Like a romantic comedy machine, Sweet Home Alabama grinds through it’s mechanical plot, perfectly calibrated to meet exactly what the audience expects. The film is so predictable even lines of dialogue can be anticipated. Scenes are setup ten to twenty minutes ahead so, rather than watch the movie, I was sitting and waiting for the expected payoff and like clockwork I didn’t have to wait long for it in exactly the way I expected.

Sweet Home Alabama is the latest film to exhibit my biggest movie pet peeve. A film based on seemingly intelligent characters making intensely dumb decisions because if they didn’t, there wouldn’t be a movie. Not a frame of film goes by that Melanie doesn’t have an opportunity to solve all her problems with one intelligent decision. One line of intelligent dialogue and problem solved, movie over.

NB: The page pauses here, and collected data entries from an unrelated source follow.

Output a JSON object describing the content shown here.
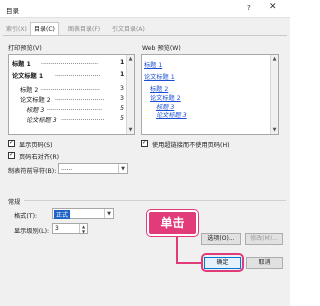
{
  "window": {
    "title": "目录",
    "help": "?",
    "close": "✕"
  },
  "tabs": [
    {
      "label": "索引(X)",
      "active": false
    },
    {
      "label": "目录(C)",
      "active": true
    },
    {
      "label": "图表目录(F)",
      "active": false
    },
    {
      "label": "引文目录(A)",
      "active": false
    }
  ],
  "print_preview": {
    "label": "打印预览(V)",
    "lines": [
      {
        "text": "标题 1",
        "page": "1"
      },
      {
        "text": "论文标题 1",
        "page": "1"
      },
      {
        "text": "标题 2",
        "page": "3"
      },
      {
        "text": "论文标题 2",
        "page": "3"
      },
      {
        "text": "标题 3",
        "page": "5"
      },
      {
        "text": "论文标题 3",
        "page": "5"
      }
    ]
  },
  "web_preview": {
    "label": "Web 预览(W)",
    "lines": [
      "标题 1",
      "论文标题 1",
      "标题 2",
      "论文标题 2",
      "标题 3",
      "论文标题 3"
    ]
  },
  "options": {
    "show_page_numbers": "显示页码(S)",
    "right_align": "页码右对齐(R)",
    "tab_leader_label": "制表符前导符(B):",
    "tab_leader_value": "......",
    "use_hyperlinks": "使用超链接而不使用页码(H)"
  },
  "general": {
    "label": "常规",
    "format_label": "格式(T):",
    "format_value": "正式",
    "levels_label": "显示级别(L):",
    "levels_value": "3"
  },
  "buttons": {
    "options": "选项(O)...",
    "modify": "修改(M)...",
    "ok": "确定",
    "cancel": "取消"
  },
  "annotation": {
    "callout": "单击",
    "color": "#e23b7a"
  },
  "icons": {
    "scroll_up": "▲",
    "scroll_down": "▼",
    "dropdown": "▼",
    "spin_up": "▲",
    "spin_down": "▼",
    "check": "✓"
  }
}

Sweet Home Alabama is an awful film and I had very low expectations for this film. I expected to laugh a couple times, fall in love with Reese Witherspoon again and leave the theater with a smile on my face. Instead I walked out depressed after seeing a film that illustrates everything that is wrong modern Hollywood film-making. This is yet another film that had a poster before it had a screenplay. A film where marketing execs made the creative decisions and hired creative people to carry out the vision of the publicity department. Director Andy Tennent was likely instructed to simply make Reese look cute and hope that the writers might squeeze in a sight gag or one liner somewhere, spoiler alert: they didn’t.

To steal a line from my hero Roger Ebert I hated, hated, hated this movie. This film does not improve upon the sight of a blank screen viewed for the same length of time. I still love Reese Witherspoon, but only because I watched Legally Blonde. Had I not, I might curse her for having made this film. Hollywood has no shame churning out the same drivel month after month. And I know what you're saying and yes I shouldn’t act so surprised but I honestly believe that there is art out there somewhere, Sweet Home Alabama dims that hope slightly but that dream is still there.